V2G use volume comparison: airport vs home
| Metric | Airport V2G | Home V2G (DK1 example) |
|---|---|---|
| Annual discharge (DK1) | 0.029 TWh | 7.822 TWh |
| Revenues (DK1) | €1.8M | €290.9M |
Airport V2G is economically negligible compared to home V2G. Even at premium profitability per unit (high price spread at airports), the volume is simply too small relative to residential home charging.
CO₂ emissions
V2G reduces system CO₂ emissions substantially (approximately −33% in scenarios with high renewable penetration) by reducing curtailment and peak fossil generation.
Prisoner’s dilemma / diminishing returns at scale
With large-scale home V2G adoption, charging prices for EV owners actually increase across all regions — because the surge of EVs all charging at low-price periods and discharging at high-price periods flattens the price duration curve, eliminating the low-price valleys that made V2G profitable.
- Individual incentive to participate remains (profitable at the margin)
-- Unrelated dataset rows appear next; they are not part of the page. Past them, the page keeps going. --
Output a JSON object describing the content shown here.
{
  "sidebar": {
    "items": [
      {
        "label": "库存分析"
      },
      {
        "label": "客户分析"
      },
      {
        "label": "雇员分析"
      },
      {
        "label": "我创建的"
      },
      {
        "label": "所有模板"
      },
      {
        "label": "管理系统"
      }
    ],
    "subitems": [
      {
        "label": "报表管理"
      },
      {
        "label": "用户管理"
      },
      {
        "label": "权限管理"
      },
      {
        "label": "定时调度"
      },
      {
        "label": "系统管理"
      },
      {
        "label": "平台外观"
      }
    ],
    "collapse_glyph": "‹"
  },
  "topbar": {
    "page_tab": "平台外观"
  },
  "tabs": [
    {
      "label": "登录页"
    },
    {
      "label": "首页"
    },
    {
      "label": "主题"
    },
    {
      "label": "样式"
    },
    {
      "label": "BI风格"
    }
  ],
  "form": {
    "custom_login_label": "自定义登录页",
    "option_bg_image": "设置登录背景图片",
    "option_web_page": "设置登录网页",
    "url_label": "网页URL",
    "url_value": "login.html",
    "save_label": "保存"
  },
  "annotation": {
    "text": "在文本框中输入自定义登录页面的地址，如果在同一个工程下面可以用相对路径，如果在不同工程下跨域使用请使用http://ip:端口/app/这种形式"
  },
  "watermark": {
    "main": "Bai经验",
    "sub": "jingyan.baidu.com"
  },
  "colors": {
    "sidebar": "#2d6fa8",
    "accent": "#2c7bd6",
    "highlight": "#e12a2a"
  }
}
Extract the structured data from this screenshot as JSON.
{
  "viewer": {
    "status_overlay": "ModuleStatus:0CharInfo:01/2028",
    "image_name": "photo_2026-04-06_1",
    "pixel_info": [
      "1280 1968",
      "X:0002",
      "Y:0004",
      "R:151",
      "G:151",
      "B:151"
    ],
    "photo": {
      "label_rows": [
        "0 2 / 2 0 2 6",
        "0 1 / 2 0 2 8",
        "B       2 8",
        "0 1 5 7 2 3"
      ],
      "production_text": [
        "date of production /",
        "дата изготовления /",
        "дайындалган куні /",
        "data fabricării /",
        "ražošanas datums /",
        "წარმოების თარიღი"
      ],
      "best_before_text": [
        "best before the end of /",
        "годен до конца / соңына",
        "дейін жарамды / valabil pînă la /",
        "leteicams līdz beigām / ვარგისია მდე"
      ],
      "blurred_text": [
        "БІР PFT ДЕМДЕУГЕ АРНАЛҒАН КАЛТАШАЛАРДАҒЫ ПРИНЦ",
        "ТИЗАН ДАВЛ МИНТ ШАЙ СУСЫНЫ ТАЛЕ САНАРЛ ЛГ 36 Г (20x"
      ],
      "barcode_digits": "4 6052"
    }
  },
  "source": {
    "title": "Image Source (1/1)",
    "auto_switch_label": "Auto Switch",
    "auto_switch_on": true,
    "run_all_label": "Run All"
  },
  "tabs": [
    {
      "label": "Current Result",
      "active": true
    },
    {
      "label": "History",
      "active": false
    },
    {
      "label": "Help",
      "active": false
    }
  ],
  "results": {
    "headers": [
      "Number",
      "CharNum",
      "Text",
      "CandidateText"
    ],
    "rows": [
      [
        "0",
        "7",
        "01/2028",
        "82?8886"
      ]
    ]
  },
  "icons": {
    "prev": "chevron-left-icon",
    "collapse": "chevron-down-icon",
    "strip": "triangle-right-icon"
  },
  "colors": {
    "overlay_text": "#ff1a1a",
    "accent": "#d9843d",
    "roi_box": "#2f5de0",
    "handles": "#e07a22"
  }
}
- But collective outcome raises average charging costs for all EV users
- Result: a tragedy-of-the-commons dynamic where individual rationality degrades the collective benefit
This is a critical finding for policy: mandatory or heavily incentivized mass V2G adoption may be self-defeating in electricity price terms. The system cost benefit remains, but consumer financial benefit erodes.
Sensitivity analysis
| Scenario | Notable effect |
|---|---|
| Low fossil prices | V2G system benefit reduced (competition from cheap peak gas) |
| High Norwegian offshore wind | Norway V2G raises prices even more (+93.3%) |
| More transmission capacity | Increases V2G use in Norway (4× more TWh); synergy between interconnection and V2G |
| High demand | Increases charging prices in Denmark if V2G active |
Synergy with transmission: more cross-border transmission capacity increases V2G economic value — they are complementary flexibility mechanisms, not substitutes.
Swedish implications (not explicit in paper — wiki inference)
Sweden’s four price areas span both “Norway-like” and “Denmark-like” conditions:
- SE1 (north): hydro-dominated → V2G value similar to Norway; risk of price increase with high adoption
- SE2 (north-central): hydro-heavy → similar to Norway
- SE3 (central/south): mixed, import-dependent → intermediate, leaning Denmark-like during high-VRE periods
- SE4 (south): VRE-influenced + import flows → most Denmark-like; highest V2G value
This bidding-area divergence means the same physical V2G asset has different economic value depending on where the car is parked and discharged. Aggregation across SE1–SE4 will require area-specific dispatch logic.
Limitations
- No battery degradation costs included — understates V2G costs
- No V2G infrastructure costs (bidirectional chargers) — understates cost to achieve adoption
- Only wholesale electricity prices and grid tariffs considered; grid service revenues (FCR, aFRR) excluded — understates full V2G economic potential
- Airport V2G modeled as virtual aggregated storage — may overestimate airport V2G availability
- No intermediate adoption scenarios — only airport-only vs. full home V2G
- Commercial transport excluded
Key claims
- V2G reduces Nordic energy system operational costs by ~3%
- V2G is more valuable in VRE-dominated systems (Denmark-type) than hydro-flexible systems (Norway-type)
- Large-scale V2G adoption flattens price duration curves, raising average EV charging costs — a diminishing-returns / commons problem
- Airport V2G revenue is negligible relative to home V2G — the mass adoption case is residential, not niche locations
- V2G and transmission capacity expansion are synergistic — not competing flexibility mechanisms
- V2G supplies up to 55% of DK2 system load during peak hours at full adoption
Relevance
Most quantitative Nordic energy system analysis of V2G available. Directly informs the Vehicle-to-Grid › Nordic energy system context section. The Norway vs Denmark divergence has direct implications for Swedish bidding area analysis. Published in a leading energy economics journal — methodologically credible.